L'opposition entre l'immanence et la transcendance n'est pas l'opposition entre la religion et l'athéisme. C'est reconnaître que quelque chose dépasse l'individu. Après, certains sont fatalistes et considèrent que nous n'y pouvons rien, tandis que les autres pensent que notre vie et notre action influe et fait évoluer ce monde, ce qui entraîne aussi que nous en sommes responsable. Il semble que Michel Onfray refuse cette responsabilité. C'est d'ailleurs cette absence de destin qui amène les Français à ces idées de déclin.

Comme on dit, parfois Onfray mieux de se taire.

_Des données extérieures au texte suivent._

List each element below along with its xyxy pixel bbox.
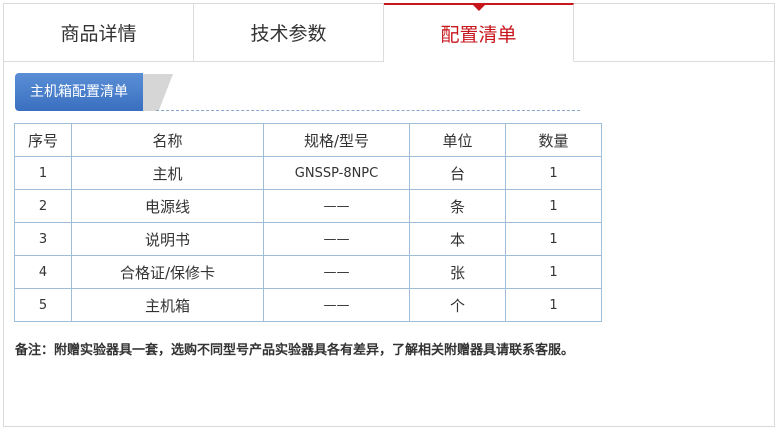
cell-index: 5 <box>14 288 72 322</box>
cell-quantity: 1 <box>505 255 602 289</box>
table-row: 1 主机 GNSSP-8NPC 台 1 <box>14 156 602 190</box>
cell-model: —— <box>263 288 410 322</box>
tab-bar-divider <box>574 61 775 62</box>
cell-unit: 个 <box>409 288 506 322</box>
cell-name: 说明书 <box>71 222 264 256</box>
cell-unit: 本 <box>409 222 506 256</box>
cell-quantity: 1 <box>505 222 602 256</box>
tab-label: 配置清单 <box>440 23 517 46</box>
cell-quantity: 1 <box>505 156 602 190</box>
cell-quantity: 1 <box>505 189 602 223</box>
tab-bar: 商品详情 技术参数 配置清单 <box>4 3 574 62</box>
cell-model: GNSSP-8NPC <box>263 156 410 190</box>
tab-label: 商品详情 <box>60 23 137 45</box>
cell-name: 主机箱 <box>71 288 264 322</box>
header-unit: 单位 <box>409 123 506 157</box>
header-model: 规格/型号 <box>263 123 410 157</box>
table-header-row: 序号 名称 规格/型号 单位 数量 <box>14 123 602 157</box>
table-row: 2 电源线 —— 条 1 <box>14 189 602 223</box>
cell-name: 合格证/保修卡 <box>71 255 264 289</box>
cell-index: 1 <box>14 156 72 190</box>
cell-unit: 张 <box>409 255 506 289</box>
cell-model: —— <box>263 255 410 289</box>
cell-model: —— <box>263 189 410 223</box>
table-row: 3 说明书 —— 本 1 <box>14 222 602 256</box>
header-name: 名称 <box>71 123 264 157</box>
cell-index: 3 <box>14 222 72 256</box>
cell-model: —— <box>263 222 410 256</box>
cell-index: 2 <box>14 189 72 223</box>
tab-technical-specs[interactable]: 技术参数 <box>194 4 384 62</box>
remark-note: 备注：附赠实验器具一套，选购不同型号产品实验器具各有差异，了解相关附赠器具请联系… <box>15 343 575 358</box>
cell-name: 电源线 <box>71 189 264 223</box>
ribbon-fold-shape <box>141 74 173 111</box>
table-row: 5 主机箱 —— 个 1 <box>14 288 602 322</box>
tab-label: 技术参数 <box>250 23 327 45</box>
active-tab-caret-icon <box>471 4 486 11</box>
cell-unit: 条 <box>409 189 506 223</box>
product-detail-panel: 商品详情 技术参数 配置清单 主机箱配置清单 序号 名称 规格/型号 单位 数量… <box>3 3 775 427</box>
configuration-table: 序号 名称 规格/型号 单位 数量 1 主机 GNSSP-8NPC 台 1 2 … <box>14 123 602 322</box>
table-row: 4 合格证/保修卡 —— 张 1 <box>14 255 602 289</box>
header-quantity: 数量 <box>505 123 602 157</box>
header-index: 序号 <box>14 123 72 157</box>
cell-name: 主机 <box>71 156 264 190</box>
tab-product-details[interactable]: 商品详情 <box>4 4 194 62</box>
cell-quantity: 1 <box>505 288 602 322</box>
tab-configuration-list[interactable]: 配置清单 <box>384 3 574 62</box>
section-ribbon-label: 主机箱配置清单 <box>15 73 143 111</box>
cell-index: 4 <box>14 255 72 289</box>
section-heading: 主机箱配置清单 <box>15 73 580 115</box>
cell-unit: 台 <box>409 156 506 190</box>
section-dashed-divider <box>156 110 580 111</box>
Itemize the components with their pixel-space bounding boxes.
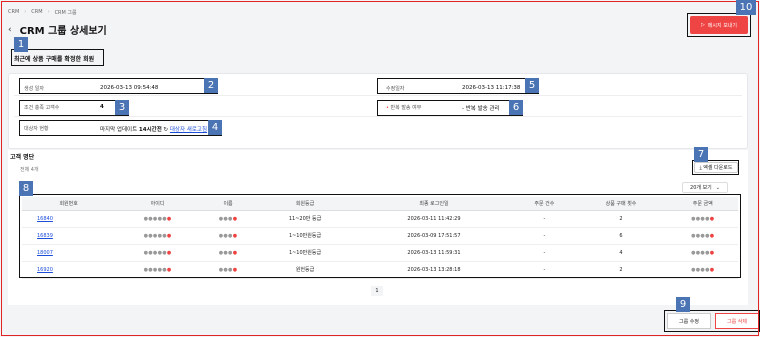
target-status: 마지막 업데이트 14시간전 ↻ 대상자 새로고침: [100, 125, 207, 133]
masked-id: ●●●●●●: [115, 210, 200, 228]
masked-name: ●●●●: [199, 261, 257, 279]
divider: [14, 116, 742, 117]
list-title: 고객 명단: [10, 154, 35, 161]
login-cell: 2026-03-11 11:42:29: [353, 210, 515, 228]
excel-download-button[interactable]: ⤓ 엑셀 다운로드: [694, 162, 738, 173]
orders-cell: -: [514, 210, 575, 228]
column-header: 최종 로그인일: [353, 197, 515, 211]
customer-table: 회원번호 아이디 이름 회원등급 최종 로그인일 주문 건수 상품 구매 횟수 …: [22, 197, 738, 279]
masked-amount: ●●●●●: [667, 244, 738, 262]
annotation-marker: 3: [115, 100, 129, 115]
send-message-label: 메시지 보내기: [707, 22, 738, 29]
table-row: 16839 ●●●●●● ●●●● 1~10만원등급 2026-03-09 17…: [22, 227, 738, 245]
annotation-marker: 2: [204, 78, 218, 93]
column-header: 상품 구매 횟수: [574, 197, 668, 211]
login-cell: 2026-03-13 13:28:18: [353, 261, 515, 279]
repeat-value[interactable]: - 반복 발송 관리: [462, 104, 500, 112]
target-label: 대상자 현황: [24, 126, 49, 132]
count-label: 조건 충족 고객수: [24, 105, 60, 111]
pagination-page-1[interactable]: 1: [371, 286, 383, 296]
target-refresh-link[interactable]: 대상자 새로고침: [170, 127, 207, 133]
list-count: 전체 4개: [20, 167, 39, 173]
masked-id: ●●●●●●: [115, 261, 200, 279]
orders-cell: -: [514, 244, 575, 262]
masked-name: ●●●●: [199, 210, 257, 228]
send-icon: ▷: [700, 22, 705, 28]
breadcrumb-separator: ›: [47, 9, 50, 15]
breadcrumb-item[interactable]: CRM: [31, 9, 42, 16]
target-time: 14시간전: [138, 127, 162, 133]
chevron-left-icon[interactable]: ‹: [8, 25, 12, 35]
member-id-link[interactable]: 16920: [22, 261, 116, 279]
chevron-down-icon: ⌄: [715, 184, 720, 191]
grade-cell: 원헌등급: [256, 261, 354, 279]
breadcrumb-separator: ›: [24, 9, 27, 15]
breadcrumb: CRM › CRM › CRM 그룹: [8, 9, 77, 16]
group-name: 최근에 상품 구매를 확정한 회원: [14, 56, 95, 63]
masked-id: ●●●●●●: [115, 244, 200, 262]
excel-download-label: 엑셀 다운로드: [703, 165, 733, 171]
member-id-link[interactable]: 16839: [22, 227, 116, 245]
divider: [14, 95, 742, 96]
annotation-marker: 8: [19, 181, 33, 196]
target-update-label: 마지막 업데이트: [100, 127, 138, 133]
table-header-row: 회원번호 아이디 이름 회원등급 최종 로그인일 주문 건수 상품 구매 횟수 …: [22, 197, 738, 211]
member-id-link[interactable]: 16840: [22, 210, 116, 228]
masked-amount: ●●●●●: [667, 261, 738, 279]
repeat-value-text: 반복 발송 관리: [465, 106, 500, 112]
column-header: 아이디: [115, 197, 200, 211]
annotation-marker: 1: [14, 37, 28, 52]
modified-label: 수정일자: [386, 86, 405, 92]
repeat-label: • 반복 발송 여부: [386, 104, 421, 111]
created-label: 생성 일자: [24, 86, 44, 92]
annotation-marker: 10: [736, 0, 756, 15]
table-row: 18007 ●●●●●● ●●●● 1~10만원등급 2026-03-13 11…: [22, 244, 738, 262]
column-header: 회원번호: [22, 197, 116, 211]
buys-cell: 6: [574, 227, 668, 245]
send-message-button[interactable]: ▷ 메시지 보내기: [690, 16, 748, 34]
annotation-marker: 7: [694, 147, 708, 162]
perpage-value: 20개 보기: [690, 185, 712, 191]
masked-amount: ●●●●●: [667, 227, 738, 245]
annotation-marker: 5: [525, 78, 539, 93]
login-cell: 2026-03-13 11:59:31: [353, 244, 515, 262]
delete-group-button[interactable]: 그룹 삭제: [715, 313, 759, 329]
annotation-marker: 4: [208, 120, 222, 135]
masked-name: ●●●●: [199, 227, 257, 245]
repeat-label-text: 반복 발송 여부: [390, 105, 422, 111]
page-title: CRM 그룹 상세보기: [19, 26, 107, 37]
breadcrumb-item: CRM 그룹: [54, 10, 77, 16]
buys-cell: 4: [574, 244, 668, 262]
modified-value: 2026-03-13 11:17:38: [462, 85, 521, 91]
count-value: 4: [100, 104, 104, 110]
created-value: 2026-03-13 09:54:48: [100, 85, 159, 91]
column-header: 주문 건수: [514, 197, 575, 211]
perpage-select[interactable]: 20개 보기 ⌄: [682, 182, 728, 193]
edit-group-button[interactable]: 그룹 수정: [667, 313, 711, 329]
annotation-marker: 6: [509, 100, 523, 115]
table-row: 16840 ●●●●●● ●●●● 11~20만 등급 2026-03-11 1…: [22, 210, 738, 228]
annotation-marker: 9: [676, 297, 690, 312]
grade-cell: 11~20만 등급: [256, 210, 354, 228]
masked-amount: ●●●●●: [667, 210, 738, 228]
member-id-link[interactable]: 18007: [22, 244, 116, 262]
grade-cell: 1~10만원등급: [256, 244, 354, 262]
orders-cell: -: [514, 261, 575, 279]
column-header: 회원등급: [256, 197, 354, 211]
refresh-icon: ↻: [163, 127, 169, 133]
orders-cell: -: [514, 227, 575, 245]
buys-cell: 2: [574, 261, 668, 279]
table-row: 16920 ●●●●●● ●●●● 원헌등급 2026-03-13 13:28:…: [22, 261, 738, 279]
login-cell: 2026-03-09 17:51:57: [353, 227, 515, 245]
column-header: 이름: [199, 197, 257, 211]
buys-cell: 2: [574, 210, 668, 228]
masked-id: ●●●●●●: [115, 227, 200, 245]
masked-name: ●●●●: [199, 244, 257, 262]
footer-actions: 그룹 수정 그룹 삭제: [667, 313, 759, 329]
grade-cell: 1~10만원등급: [256, 227, 354, 245]
column-header: 주문 금액: [667, 197, 738, 211]
breadcrumb-item[interactable]: CRM: [8, 9, 19, 16]
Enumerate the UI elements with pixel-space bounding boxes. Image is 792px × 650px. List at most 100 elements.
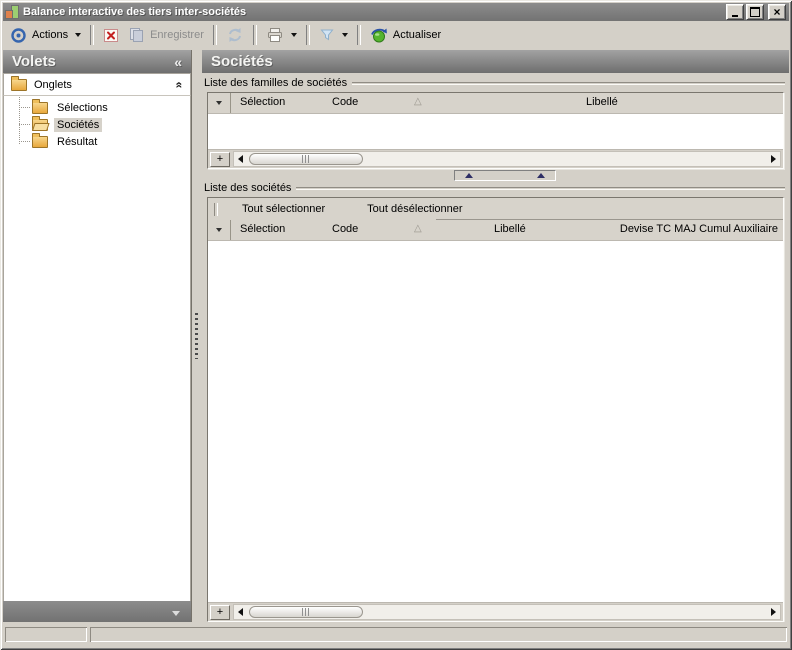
folder-icon: [11, 79, 27, 91]
column-header-selection[interactable]: Sélection: [240, 96, 285, 108]
scroll-left-icon[interactable]: [238, 608, 243, 616]
societes-grid-scrollrow: +: [208, 602, 783, 621]
collapse-group-icon[interactable]: «: [173, 81, 187, 88]
toolbar-separator: [253, 25, 257, 45]
scroll-right-icon[interactable]: [771, 608, 776, 616]
column-header-code[interactable]: Code: [332, 96, 358, 108]
filter-funnel-icon: [319, 27, 335, 43]
sidebar-item-societes[interactable]: Sociétés: [4, 116, 190, 133]
column-header-libelle[interactable]: Libellé: [586, 96, 618, 108]
sidebar-panel: Volets « Onglets « Sélections Sociétés R…: [3, 50, 191, 625]
maximize-button[interactable]: [746, 4, 764, 20]
status-panel-left: [5, 627, 87, 642]
toolbar-separator: [90, 25, 94, 45]
refresh-button[interactable]: [221, 25, 249, 45]
families-grid: Sélection Code △ Libellé +: [207, 92, 784, 169]
column-header-code[interactable]: Code: [332, 223, 358, 235]
sort-ascending-icon[interactable]: △: [414, 96, 422, 107]
sidebar-title: Volets: [12, 53, 56, 70]
onglets-group-header[interactable]: Onglets «: [3, 73, 191, 96]
families-group-label: Liste des familles de sociétés: [204, 76, 787, 90]
thumb-grip-icon: [302, 608, 310, 616]
actualiser-button[interactable]: Actualiser: [365, 25, 446, 46]
horizontal-scrollbar[interactable]: [233, 604, 781, 620]
save-label: Enregistrer: [150, 29, 204, 41]
families-grid-body[interactable]: [208, 114, 783, 149]
app-icon-green-bar: [12, 6, 18, 18]
close-button[interactable]: ×: [768, 4, 786, 20]
main-header: Sociétés: [202, 50, 789, 73]
select-all-button[interactable]: Tout sélectionner: [242, 203, 325, 215]
splitter-grip-icon: [195, 313, 198, 359]
toolbar-grip-icon: [214, 203, 218, 216]
actualiser-globe-icon: [370, 27, 388, 44]
column-chooser-button[interactable]: [208, 220, 231, 240]
filter-button[interactable]: [314, 25, 353, 45]
scrollbar-thumb[interactable]: [249, 153, 363, 165]
refresh-icon: [226, 27, 244, 43]
actions-button[interactable]: Actions: [27, 27, 86, 43]
close-icon: ×: [773, 7, 780, 17]
tree-item-label: Sélections: [54, 101, 111, 115]
add-row-button[interactable]: +: [210, 605, 230, 620]
chevron-down-icon: [291, 33, 297, 37]
column-header-devise[interactable]: Devise TC MAJ Cumul Auxiliaire: [620, 223, 778, 235]
sort-ascending-icon[interactable]: △: [414, 223, 422, 234]
app-icon-orange-bar: [6, 11, 12, 18]
societes-grid-buttonrow: Tout sélectionner Tout désélectionner: [208, 198, 783, 220]
deselect-all-button[interactable]: Tout désélectionner: [367, 203, 462, 215]
app-window: Balance interactive des tiers inter-soci…: [0, 0, 792, 650]
red-x-icon: [103, 28, 119, 43]
collapse-splitter-handle[interactable]: [454, 170, 556, 181]
print-button[interactable]: [261, 25, 302, 45]
chevron-down-icon: [342, 33, 348, 37]
families-group-text: Liste des familles de sociétés: [204, 77, 347, 89]
sidebar-item-resultat[interactable]: Résultat: [4, 133, 190, 150]
horizontal-scrollbar[interactable]: [233, 151, 781, 167]
folder-icon: [32, 102, 48, 114]
column-chooser-button[interactable]: [208, 93, 231, 113]
main-title: Sociétés: [211, 53, 273, 70]
scroll-right-icon[interactable]: [771, 155, 776, 163]
triangle-up-icon: [537, 173, 545, 178]
onglets-tree: Sélections Sociétés Résultat: [3, 96, 191, 601]
toolbar-separator: [306, 25, 310, 45]
minimize-button[interactable]: [726, 4, 744, 20]
thumb-grip-icon: [302, 155, 310, 163]
scroll-left-icon[interactable]: [238, 155, 243, 163]
open-folder-icon: [32, 119, 48, 131]
save-icon: [129, 27, 145, 43]
minimize-icon: [732, 15, 738, 17]
save-button[interactable]: Enregistrer: [124, 25, 209, 45]
column-header-libelle[interactable]: Libellé: [494, 223, 526, 235]
actions-target-icon: [10, 27, 27, 44]
app-icon: [6, 6, 19, 18]
families-grid-scrollrow: +: [208, 149, 783, 168]
add-row-button[interactable]: +: [210, 152, 230, 167]
onglets-label: Onglets: [34, 79, 169, 91]
families-grid-header: Sélection Code △ Libellé: [208, 93, 783, 114]
main-panel: Sociétés Liste des familles de sociétés …: [202, 50, 789, 625]
societes-grid-body[interactable]: [208, 241, 783, 602]
chevron-down-icon: [216, 101, 222, 105]
sidebar-item-selections[interactable]: Sélections: [4, 99, 190, 116]
sidebar-header: Volets «: [3, 50, 191, 73]
column-header-selection[interactable]: Sélection: [240, 223, 285, 235]
folder-icon: [32, 136, 48, 148]
societes-grid: Tout sélectionner Tout désélectionner Sé…: [207, 197, 784, 622]
delete-button[interactable]: [98, 26, 124, 45]
triangle-up-icon: [465, 173, 473, 178]
group-line: [352, 82, 785, 85]
collapse-sidebar-button[interactable]: «: [174, 54, 182, 70]
status-panel-main: [90, 627, 787, 642]
printer-icon: [266, 27, 284, 43]
scrollbar-thumb[interactable]: [249, 606, 363, 618]
chevron-down-icon: [216, 228, 222, 232]
chevron-down-icon: [75, 33, 81, 37]
titlebar: Balance interactive des tiers inter-soci…: [3, 3, 789, 21]
actualiser-label: Actualiser: [393, 29, 441, 41]
maximize-icon: [750, 7, 760, 17]
toolbar-separator: [213, 25, 217, 45]
tree-item-label-selected: Sociétés: [54, 118, 102, 132]
societes-group-label: Liste des sociétés: [204, 181, 787, 195]
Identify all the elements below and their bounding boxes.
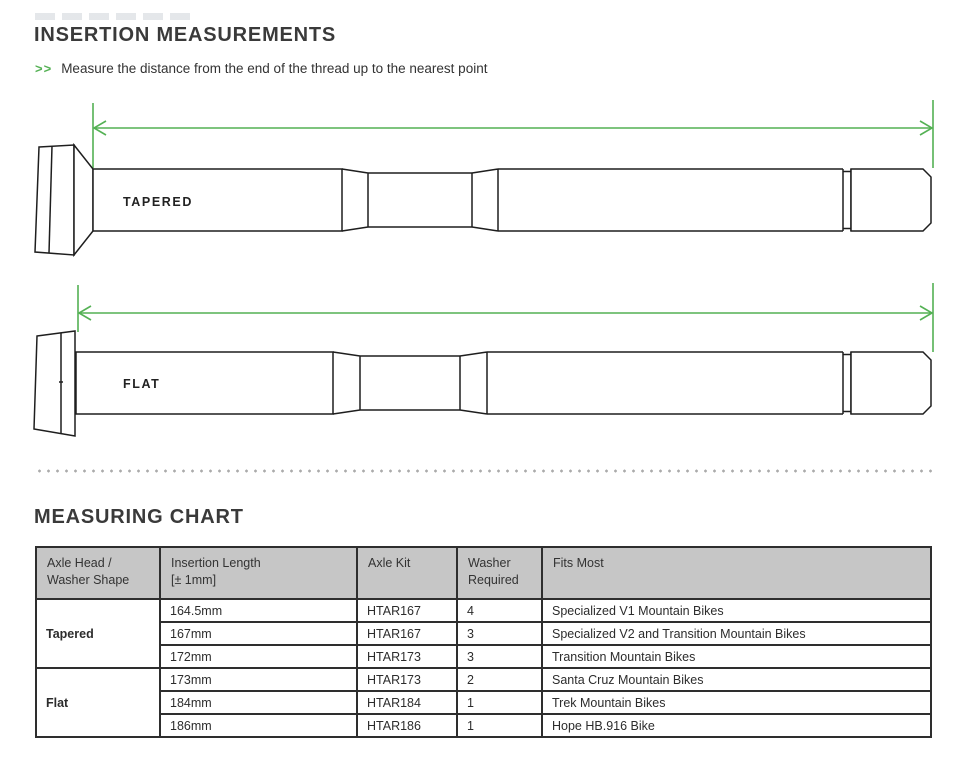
dotted-divider — [35, 469, 935, 473]
tapered-axle-diagram: TAPERED — [30, 95, 940, 265]
cell-shape-flat: Flat — [36, 668, 160, 737]
instruction-line: >> Measure the distance from the end of t… — [35, 61, 487, 76]
table-row: 167mm HTAR167 3 Specialized V2 and Trans… — [36, 622, 931, 645]
axle-head — [34, 331, 75, 436]
cell-washer-required: 1 — [457, 714, 542, 737]
cell-fits-most: Transition Mountain Bikes — [542, 645, 931, 668]
axle-groove — [843, 169, 851, 231]
axle-groove — [843, 352, 851, 414]
axle-thread-end — [851, 169, 931, 231]
table-row: Flat 173mm HTAR173 2 Santa Cruz Mountain… — [36, 668, 931, 691]
table-row: 172mm HTAR173 3 Transition Mountain Bike… — [36, 645, 931, 668]
cropped-text-remnant — [35, 13, 190, 20]
table-row: 186mm HTAR186 1 Hope HB.916 Bike — [36, 714, 931, 737]
cell-insertion-length: 167mm — [160, 622, 357, 645]
header-washer-required: WasherRequired — [457, 547, 542, 599]
header-axle-kit: Axle Kit — [357, 547, 457, 599]
page-title: INSERTION MEASUREMENTS — [34, 24, 336, 47]
axle-head-taper — [74, 145, 93, 255]
cell-washer-required: 2 — [457, 668, 542, 691]
cell-washer-required: 3 — [457, 622, 542, 645]
measuring-chart-table: Axle Head /Washer Shape Insertion Length… — [35, 546, 932, 738]
cell-fits-most: Santa Cruz Mountain Bikes — [542, 668, 931, 691]
dimension-arrow — [78, 283, 933, 352]
axle-shaft — [76, 352, 333, 414]
cell-insertion-length: 172mm — [160, 645, 357, 668]
cell-washer-required: 4 — [457, 599, 542, 622]
cell-washer-required: 3 — [457, 645, 542, 668]
instruction-text: Measure the distance from the end of the… — [61, 61, 487, 76]
cell-axle-kit: HTAR167 — [357, 622, 457, 645]
header-axle-head-washer-shape: Axle Head /Washer Shape — [36, 547, 160, 599]
flat-axle-diagram: FLAT — [30, 278, 940, 443]
cell-axle-kit: HTAR184 — [357, 691, 457, 714]
cell-fits-most: Trek Mountain Bikes — [542, 691, 931, 714]
header-insertion-length: Insertion Length[± 1mm] — [160, 547, 357, 599]
double-chevron-icon: >> — [35, 61, 52, 76]
table-header-row: Axle Head /Washer Shape Insertion Length… — [36, 547, 931, 599]
header-fits-most: Fits Most — [542, 547, 931, 599]
cell-washer-required: 1 — [457, 691, 542, 714]
cell-fits-most: Hope HB.916 Bike — [542, 714, 931, 737]
cell-insertion-length: 186mm — [160, 714, 357, 737]
cell-axle-kit: HTAR173 — [357, 668, 457, 691]
axle-thread-end — [851, 352, 931, 414]
axle-label-tapered: TAPERED — [123, 195, 193, 209]
cell-axle-kit: HTAR186 — [357, 714, 457, 737]
cell-fits-most: Specialized V1 Mountain Bikes — [542, 599, 931, 622]
manual-page: INSERTION MEASUREMENTS >> Measure the dis… — [0, 0, 970, 776]
dimension-arrow — [93, 100, 933, 168]
cell-insertion-length: 184mm — [160, 691, 357, 714]
cell-axle-kit: HTAR167 — [357, 599, 457, 622]
axle-label-flat: FLAT — [123, 377, 160, 391]
axle-outline — [34, 331, 931, 436]
cell-shape-tapered: Tapered — [36, 599, 160, 668]
cell-insertion-length: 173mm — [160, 668, 357, 691]
table-row: 184mm HTAR184 1 Trek Mountain Bikes — [36, 691, 931, 714]
table-row: Tapered 164.5mm HTAR167 4 Specialized V1… — [36, 599, 931, 622]
chart-title: MEASURING CHART — [34, 506, 244, 529]
cell-insertion-length: 164.5mm — [160, 599, 357, 622]
cell-axle-kit: HTAR173 — [357, 645, 457, 668]
cell-fits-most: Specialized V2 and Transition Mountain B… — [542, 622, 931, 645]
axle-head — [35, 145, 74, 255]
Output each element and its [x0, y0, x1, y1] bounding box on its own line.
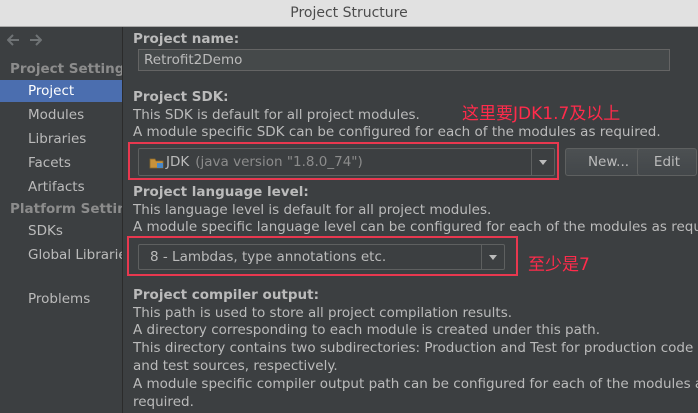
compiler-output-line5: A module specific compiler output path c… — [133, 376, 698, 392]
language-level-highlight-box — [127, 236, 518, 276]
project-name-label: Project name: — [133, 31, 240, 47]
sidebar-item-sdks[interactable]: SDKs — [0, 220, 122, 242]
sidebar-item-facets[interactable]: Facets — [0, 152, 122, 174]
section-project-settings: Project Settings — [10, 61, 123, 77]
sdk-annotation: 这里要JDK1.7及以上 — [462, 104, 621, 124]
compiler-output-line6: required. — [133, 394, 194, 410]
sidebar-item-modules[interactable]: Modules — [0, 104, 122, 126]
back-arrow-icon[interactable] — [7, 34, 20, 46]
language-level-desc1: This language level is default for all p… — [133, 202, 492, 218]
compiler-output-label: Project compiler output: — [133, 287, 320, 303]
language-level-label: Project language level: — [133, 184, 309, 200]
forward-arrow-icon[interactable] — [29, 34, 42, 46]
language-level-desc2: A module specific language level can be … — [133, 219, 698, 235]
sdk-highlight-box — [128, 142, 559, 180]
project-sdk-label: Project SDK: — [133, 89, 229, 105]
compiler-output-line1: This path is used to store all project c… — [133, 305, 513, 321]
sidebar-item-artifacts[interactable]: Artifacts — [0, 176, 122, 198]
compiler-output-line2: A directory corresponding to each module… — [133, 322, 601, 338]
window-titlebar: Project Structure — [0, 0, 698, 27]
project-name-input[interactable]: Retrofit2Demo — [138, 49, 670, 71]
nav-arrows — [7, 34, 42, 46]
project-sdk-desc1: This SDK is default for all project modu… — [133, 107, 420, 123]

(1) "Le civilisé, c'est le barbare qui a réussi ; le barbare, le civilisé qui a échoué. Aucune civilisation ne s'est jamais construite avec des saints et des pacifistes, des non-violents et des vertueux - des gentils garçons ... Ce sont toujours des gens de sac et de corde, des bandits et des soudards, des tueurs sans pitié, et des assassins au long cours, des tortionnaires et des sadiques qui posent les bases d'une civilisation. Derrière Jésus, les enfants de choeur sont gens de plume ou de pinceau, tout juste bons à faire des poètes et des écrivains, des artistes et des philosophes ; derrière saint Paul, les créateurs d'empires sont gens de glaive et de potence, de bûchers et de culs~de-basse-fosse. Les premiers décorent les édifices bâtis par les seconds" et "Ne comparons pas les civilisations, elles sont incomparables. Mais en dehors des détails pris par la puissance, détails dont la description constitue si souvent ce qu'il est convenu de nommer l'Histoire, elles sont toutes réductibles à un même principe : son flux est une éthologie activée sur de grands espaces. La philosophie de l'histoire coïncide avec une éthologie planétaire qui met des forces en lutte. Ce qui vainc n'est jamais le plus juste ou le plus vrai, mais le plus fort, le moins faible. On ne gagne pas avec la vérité la plus vraie ou la justice la plus juste, mais avec la force la plus forte. Or la force ignore le Bien et le Mal. Quand la force vainc, on nomme Bien ce qui a vaincu, parce qu'il a vaincu, et non parce qu'il s'agit du Bien. Dès que cette force se montre la moins forte et qu'elle succombe, on dit du vaincu qu'il était dans le camp du Mal. Dans cette logique éthologique, le Bien nomme ce qui a vaincu ; le Mal, ce qui a perdu." Le dictionnaire de Michel Onfray p.44
C'est négliger l'influence des décorateurs, et de celui qui dit le vainqueur. Si l'empire naît sous la violence, il s'établit avec la femme. Cette apologie de la "loi de la nature" a été démentie depuis longtemps par l'éthologie et l'on sait que les espèces qui s'imposent ne sont pas les plus violentes, mais les plus prolifiques. C'est le génie du christianisme de mettre la force au service de la faiblesse. La Mafia qui fait l'inverse n'aurait jamais pu créer notre civilisation. Elle ne peut que la parasiter.